You cannot robotize a human being, no matter how hard authoritarian regimes have tried. There is always the unknown, unpredictable possibility of a new and unexpected thought. That’s the source of our greatest human gift, creativity. But it is also the source of our suffering. The unpredictable mind is intimately tied to the uncontrollable mind, which afflicts us with guilt, shame, doubt, hostility, anxiety, and depression. Those afflictions give evidence enough that we cannot confront the subject-object split with a shrug of “So what?”

 

For centuries it has been declared, usually in a religious or spiritual context, that the cause of suffering is the separate self. Isolated and alone, building our individual stories, we have no connection to wholeness. We are like coral reefs amassed from tiny grains of experience, and that’s that, unless we can exchange the subject-object split—the very thing that placed us in separation—for a new relationship with reality.

Let’s say that you accept the terms of this argument so far, or if you don’t, let’s say you have other reasons for believing that wholeness is worth attaining. How would you get there? What would it feel like? Might you not be better off with your present life, warts and all, than pursuing chimera? The answer to all these questions is the same: they are the wrong questions. They presuppose that wholeness is a choice when in reality it isn’t.

Wholeness is everything. It is the One, the All, or Brahman, as it was known in Vedic India. Being whole, it cannot be accepted or rejected. Neither can it be lost. To choose wholeness is like saying, “I chose not to exist yesterday, but I have decided to exist today.” Another nonintui­tive implication that surprises almost everyone is that you cannot relate to wholeness. Between two separate things there can only be a relation­ship; wholeness has no separations, no divisions, no “this and that,” no “yes or no.”

As a result, wholeness offers only the possibility of choiceless aware­ness. In choiceless awareness, you experience yourself as whole: as pure existence and pure consciousness. You still accomplish the things you ordinarily do in the world—you go to work, meet deadlines, take the family on vacation. But at bottom, your experience is seamless and uni­fied. I realize that choiceless awareness sounds arcane if not impossible. We are so used to relating to reality through the subject-object split that everything is a matter of A or B. Countless choices fill our lives.

In the bigger picture, however, these choices have not made human beings happier, wiser, or more certain about who we are and what our place is in the universe. Indeed, no ultimate questions have been solved, which is the legacy of separation. We peer into reality like children with their noses pressed to the window of a candy store. This isn’t the place to detail what the journey to wholeness actually is (for that, please see my book, Metahuman, which is devoted to escaping the illusions we live by), but the road to wholeness begins by knowing what’s at stake: a complete shift in how we relate to reality.

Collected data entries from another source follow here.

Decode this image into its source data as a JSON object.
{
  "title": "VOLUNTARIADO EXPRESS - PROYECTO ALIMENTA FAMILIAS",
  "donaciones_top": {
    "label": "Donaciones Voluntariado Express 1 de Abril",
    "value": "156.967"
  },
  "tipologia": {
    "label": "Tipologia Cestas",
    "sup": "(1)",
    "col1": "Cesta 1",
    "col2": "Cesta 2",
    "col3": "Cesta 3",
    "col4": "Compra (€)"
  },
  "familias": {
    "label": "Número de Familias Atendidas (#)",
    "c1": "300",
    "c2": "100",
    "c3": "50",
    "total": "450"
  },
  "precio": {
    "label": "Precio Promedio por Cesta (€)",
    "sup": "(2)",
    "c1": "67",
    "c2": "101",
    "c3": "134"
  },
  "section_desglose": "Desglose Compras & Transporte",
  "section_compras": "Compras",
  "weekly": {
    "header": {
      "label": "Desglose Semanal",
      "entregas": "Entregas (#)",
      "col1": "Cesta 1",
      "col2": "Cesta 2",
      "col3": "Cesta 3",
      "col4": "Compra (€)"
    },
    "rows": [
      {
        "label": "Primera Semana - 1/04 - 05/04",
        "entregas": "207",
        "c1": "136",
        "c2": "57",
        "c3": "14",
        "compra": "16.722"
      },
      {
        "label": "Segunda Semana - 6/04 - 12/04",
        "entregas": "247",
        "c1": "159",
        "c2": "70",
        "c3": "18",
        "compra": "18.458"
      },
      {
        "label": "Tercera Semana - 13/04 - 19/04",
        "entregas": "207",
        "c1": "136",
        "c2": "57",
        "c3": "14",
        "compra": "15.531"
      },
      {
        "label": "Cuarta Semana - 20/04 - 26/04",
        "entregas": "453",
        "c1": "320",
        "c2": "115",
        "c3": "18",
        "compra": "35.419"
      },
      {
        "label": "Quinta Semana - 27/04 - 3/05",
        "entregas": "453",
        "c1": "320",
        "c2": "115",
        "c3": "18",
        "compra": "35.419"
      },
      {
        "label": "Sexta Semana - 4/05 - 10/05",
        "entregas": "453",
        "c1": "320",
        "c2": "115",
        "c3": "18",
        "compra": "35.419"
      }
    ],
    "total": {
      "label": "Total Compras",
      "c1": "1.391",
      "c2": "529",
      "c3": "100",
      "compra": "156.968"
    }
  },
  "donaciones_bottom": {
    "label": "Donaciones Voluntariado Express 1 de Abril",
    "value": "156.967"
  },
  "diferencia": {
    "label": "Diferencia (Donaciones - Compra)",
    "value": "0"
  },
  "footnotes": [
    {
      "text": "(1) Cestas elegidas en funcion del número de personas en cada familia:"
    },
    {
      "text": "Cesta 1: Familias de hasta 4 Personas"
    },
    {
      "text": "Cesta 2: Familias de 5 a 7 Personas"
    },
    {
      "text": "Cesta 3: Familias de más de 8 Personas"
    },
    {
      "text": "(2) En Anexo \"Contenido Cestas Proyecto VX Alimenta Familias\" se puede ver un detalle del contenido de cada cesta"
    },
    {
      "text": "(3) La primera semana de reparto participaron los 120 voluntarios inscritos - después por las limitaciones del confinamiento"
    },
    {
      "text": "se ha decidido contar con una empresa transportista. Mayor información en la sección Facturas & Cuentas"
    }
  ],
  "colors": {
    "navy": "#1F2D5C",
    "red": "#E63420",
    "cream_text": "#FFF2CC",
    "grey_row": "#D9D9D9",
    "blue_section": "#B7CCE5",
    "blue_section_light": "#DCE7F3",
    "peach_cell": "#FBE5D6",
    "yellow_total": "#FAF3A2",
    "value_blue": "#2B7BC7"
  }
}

  1. Krishnamurti referred to this as the first and last freedom. The vision of wholeness gets you on the path; the same vision supports you along the way, and it stays with you after you realize that you are whole. There could be no first and last freedom if the journey was a straight line or if it had any divisions, including a beginning or end. Wholeness, which is what you are, cannot depart from itself, lose itself, or come back to itself.

There is only the process of waking up to reality. From there, the pos­sibility of higher existence opens up. From any other starting point, I think the illusion created by the subject-object split will endure.